Murray Bridge South Primary School students performed a six-and-a-half-minute version of the story last Wednesday night as part of Wakakirri, a performing arts event.
Principal Stuart Kitto said the children's performance was amazing.
"For a group of kids who have never performed, to go down and spend almost 12 hours at the Entertainment Centre with 13 other schools, they blew away all the people," he said.
"There were people in the audience who didn't know the story of the fire who were moved to tears."
The experience was both powerful and empowering for the participants, he said.
"They're starting to understand they're great and can do some great things," he said.
"They haven't always believed that in their hearts, but they're starting to understand.
"That's the great thing about this – they can see themselves the way we (staff) see them.
"We know there's greatness inside all our kids.
"Sometimes we need to hold up a mirror to let them see they're strong people who can change the world if they can work together."

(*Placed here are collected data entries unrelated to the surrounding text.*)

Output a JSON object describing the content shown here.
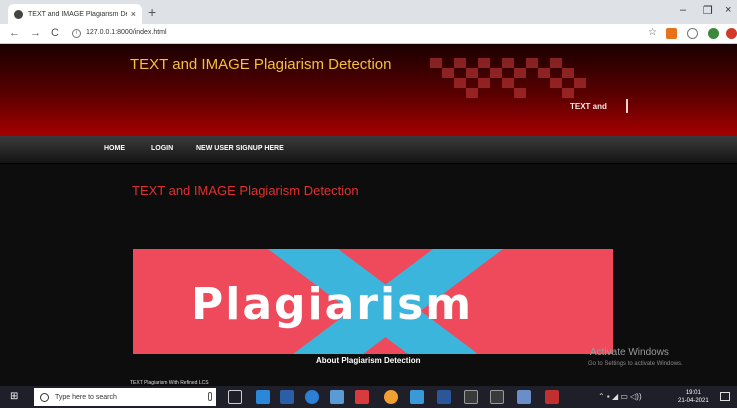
{
  "browser": {
    "tab_title": "TEXT and IMAGE Plagiarism Dete",
    "tab_close": "×",
    "new_tab": "+",
    "minimize": "–",
    "restore": "❐",
    "close": "×",
    "back": "←",
    "forward": "→",
    "reload": "C",
    "url": "127.0.0.1:8000/index.html"
  },
  "site": {
    "header_title": "TEXT and IMAGE Plagiarism Detection",
    "marquee_text": "TEXT and",
    "menu": {
      "home": "HOME",
      "login": "LOGIN",
      "signup": "NEW USER SIGNUP HERE"
    },
    "content_title": "TEXT and IMAGE Plagiarism Detection",
    "banner_word": "Plagiarism",
    "about_label": "About Plagiarism Detection",
    "footer_text": "TEXT Plagiarism With Refined LCS"
  },
  "os_watermark": {
    "title": "Activate Windows",
    "subtitle": "Go to Settings to activate Windows."
  },
  "taskbar": {
    "search_placeholder": "Type here to search",
    "time": "19:01",
    "date": "21-04-2021"
  },
  "colors": {
    "header_red": "#a50000",
    "title_gold": "#f2c23a",
    "content_title_red": "#e03030",
    "banner_pink": "#ef4a5c",
    "banner_cross": "#3bb5db"
  }
}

Mr Kitto said the school had been considering entering Wakakirri for several years, but the stars had finally aligned when teacher Rachel Baltussen had arrived at the start of this year.
She started a conversation with the students about what was important to them, which led to the idea of retelling the fire story.
Among schools entering Wakakirri for the first time, South Primary School's performance was named the best community story in South Australia.
On the night on which the students performed, they also won recognition for having the best backstage crew; an excellent lead cast, ensemble, soundtrack mix and staging; and a well-rehearsed performance.
Mr Kitto said the school was already thinking about next year, as it wanted to build on its success while it was fresh in everyone's minds.